Wotan evades the question, for he still dreads the curse pronounced by the Nibelung upon all who have owned the Ring; and that name, "Valhalla," indicates just the means by which he hopes to escape the curse. He has thought to avert the doom of the gods by gathering in this Valhalla, or Hall of the Slain, the spirits of heroes fallen in battle – especially of heroes of a race that shall spring from himself, the Volsungs (or Wälsungs) yet to be born. They shall do battle for the gods when sounds the crack of doom. But of all this Wotan says naught. He will say in the hour of his triumph.
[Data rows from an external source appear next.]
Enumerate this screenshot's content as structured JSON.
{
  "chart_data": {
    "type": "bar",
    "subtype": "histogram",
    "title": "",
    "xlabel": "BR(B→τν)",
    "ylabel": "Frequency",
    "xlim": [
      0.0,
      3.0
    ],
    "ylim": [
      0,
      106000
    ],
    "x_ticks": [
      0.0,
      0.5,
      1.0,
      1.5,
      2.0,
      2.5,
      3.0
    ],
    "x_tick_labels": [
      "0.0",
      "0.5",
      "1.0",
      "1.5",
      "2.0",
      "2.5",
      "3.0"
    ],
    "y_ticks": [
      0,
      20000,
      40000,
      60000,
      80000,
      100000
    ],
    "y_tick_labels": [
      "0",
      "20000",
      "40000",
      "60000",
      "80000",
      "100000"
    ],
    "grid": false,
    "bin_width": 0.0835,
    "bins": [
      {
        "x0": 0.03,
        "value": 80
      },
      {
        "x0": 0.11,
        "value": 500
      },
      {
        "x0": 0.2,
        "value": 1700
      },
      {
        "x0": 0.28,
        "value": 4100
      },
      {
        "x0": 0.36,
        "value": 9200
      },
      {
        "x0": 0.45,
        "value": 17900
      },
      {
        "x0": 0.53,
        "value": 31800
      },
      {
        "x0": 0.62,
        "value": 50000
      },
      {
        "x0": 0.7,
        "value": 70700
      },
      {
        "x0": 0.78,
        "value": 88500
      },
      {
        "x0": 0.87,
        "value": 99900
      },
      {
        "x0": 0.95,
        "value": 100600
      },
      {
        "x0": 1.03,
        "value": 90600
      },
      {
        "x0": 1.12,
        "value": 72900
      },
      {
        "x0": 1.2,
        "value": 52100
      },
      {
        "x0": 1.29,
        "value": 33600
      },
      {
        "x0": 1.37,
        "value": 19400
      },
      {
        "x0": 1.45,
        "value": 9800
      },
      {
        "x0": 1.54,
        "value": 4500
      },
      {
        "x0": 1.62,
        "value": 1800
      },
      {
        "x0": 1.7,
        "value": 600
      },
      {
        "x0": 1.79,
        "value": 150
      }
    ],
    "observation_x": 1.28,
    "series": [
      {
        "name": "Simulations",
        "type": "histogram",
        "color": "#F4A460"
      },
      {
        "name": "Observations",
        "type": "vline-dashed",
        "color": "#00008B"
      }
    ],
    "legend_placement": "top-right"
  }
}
As the gods enter Valhalla the plaints of the Rhine-maidens for the loss of their gold arise from the river below.
286. In The Valkyrie Wotan proceeds with his plan. During his wanderings on earth, under the name of Wälse, he has become the father of twin children, Siegmund and Sieglinde. These have, in early youth, been separated by the murderous turmoil of warring clans, but now they are to be reunited; and Wotan, with a primitive disregard of the fact that they are brother and sister, intends to make them man and wife, in order that from them may issue the heroic race that, in the latter days, shall defend Valhalla from the onslaught of the powers of evil.
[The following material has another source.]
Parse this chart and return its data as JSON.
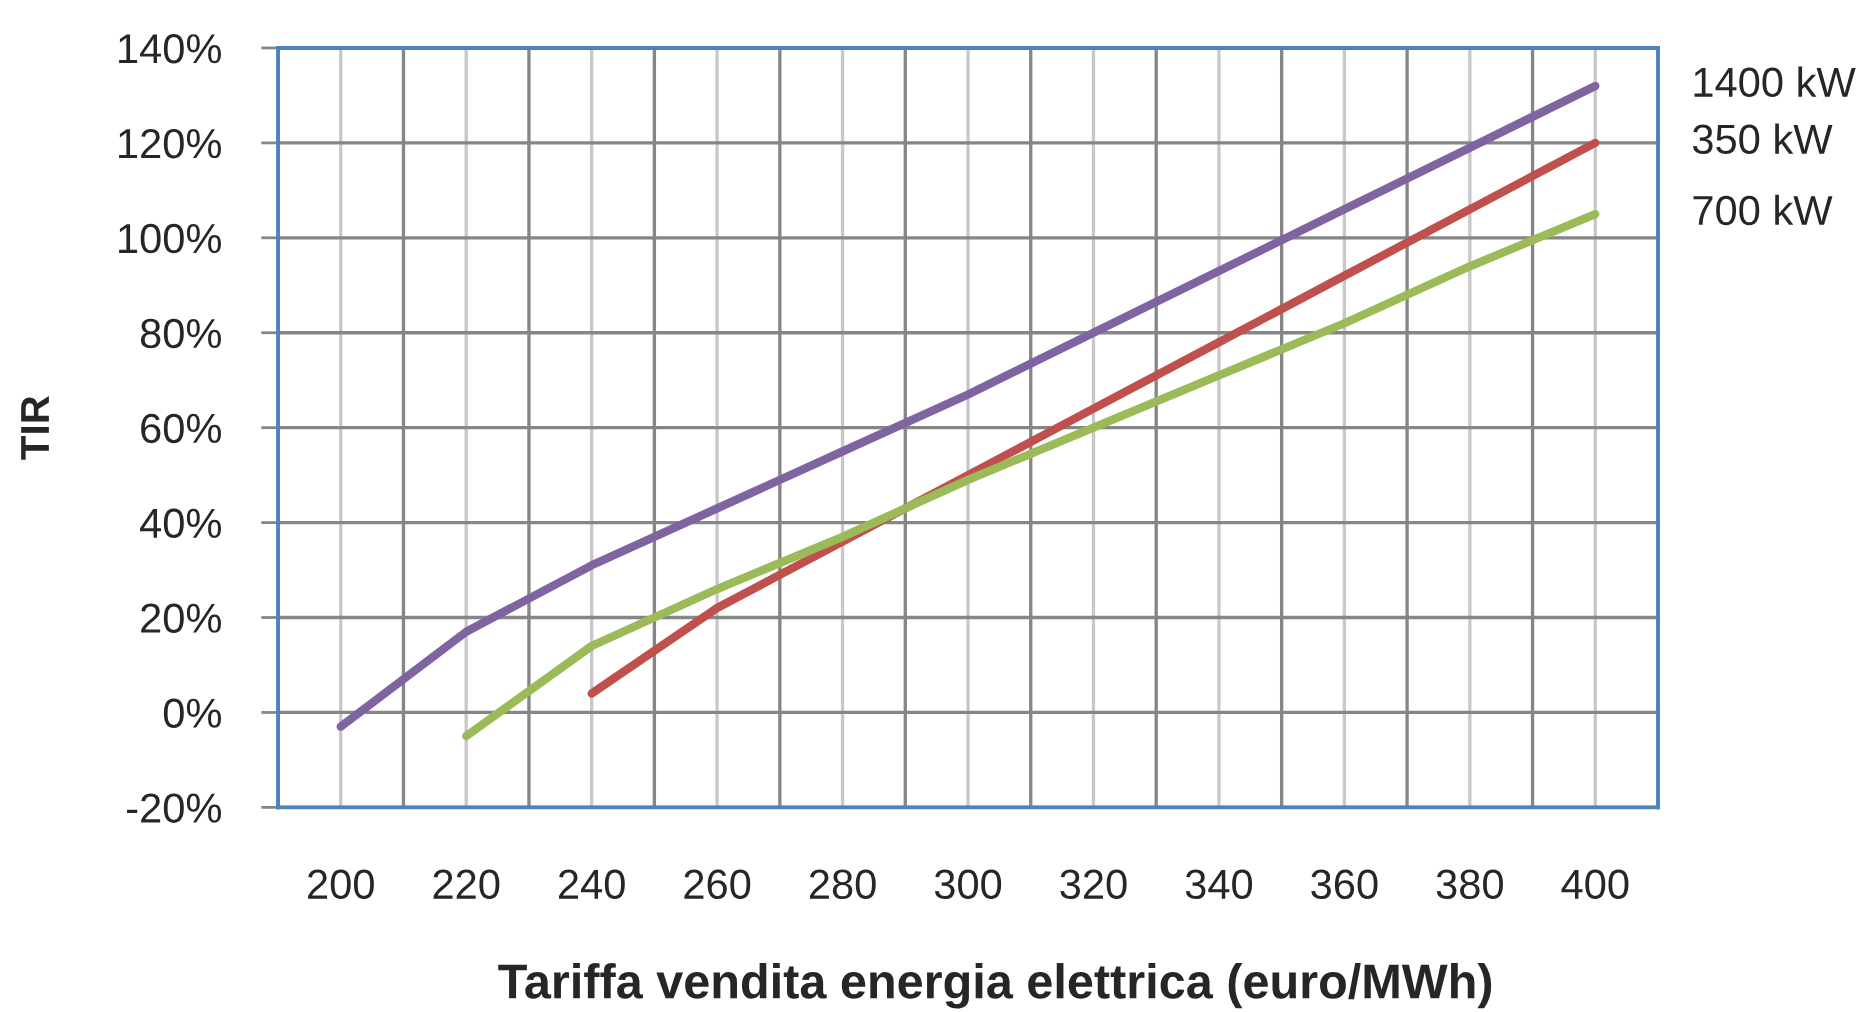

The play opens with the interior of a woodland lodge. In the center rises the stem of a mighty ash tree, about which has been built an apartment of roughly hewn logs. It is toward evening and a violent thunderstorm is just subsiding. This is the home of Hunding, chieftain of the Neiding clan. The door opens, and Siegmund, flying from his enemies, wounded and weaponless, enters. Seeing no one, he closes the door, strides toward the fire, and throws himself wearily down on a bearskin:
"Whoe'er own this hearth,Here must I rest me."He remains stretched out motionless. A woman enters from an inner chamber. It is Sieglinde. She takes compassion on the helpless fugitive, admires his noble bearing, gives him drink, and bids him tarry till her husband be home. They gaze upon each other with ever-increasing interest and emotion. Suddenly Siegmund starts up as if to go.
"Who pursues thee?" she inquires.
"Ill fate pursues where'er I go. To thee, wife, may it never come. Forth from thy house I fly."
She calls him back. "Then bide thou here. Thou canst not bring ill fate where ill fate already makes its home."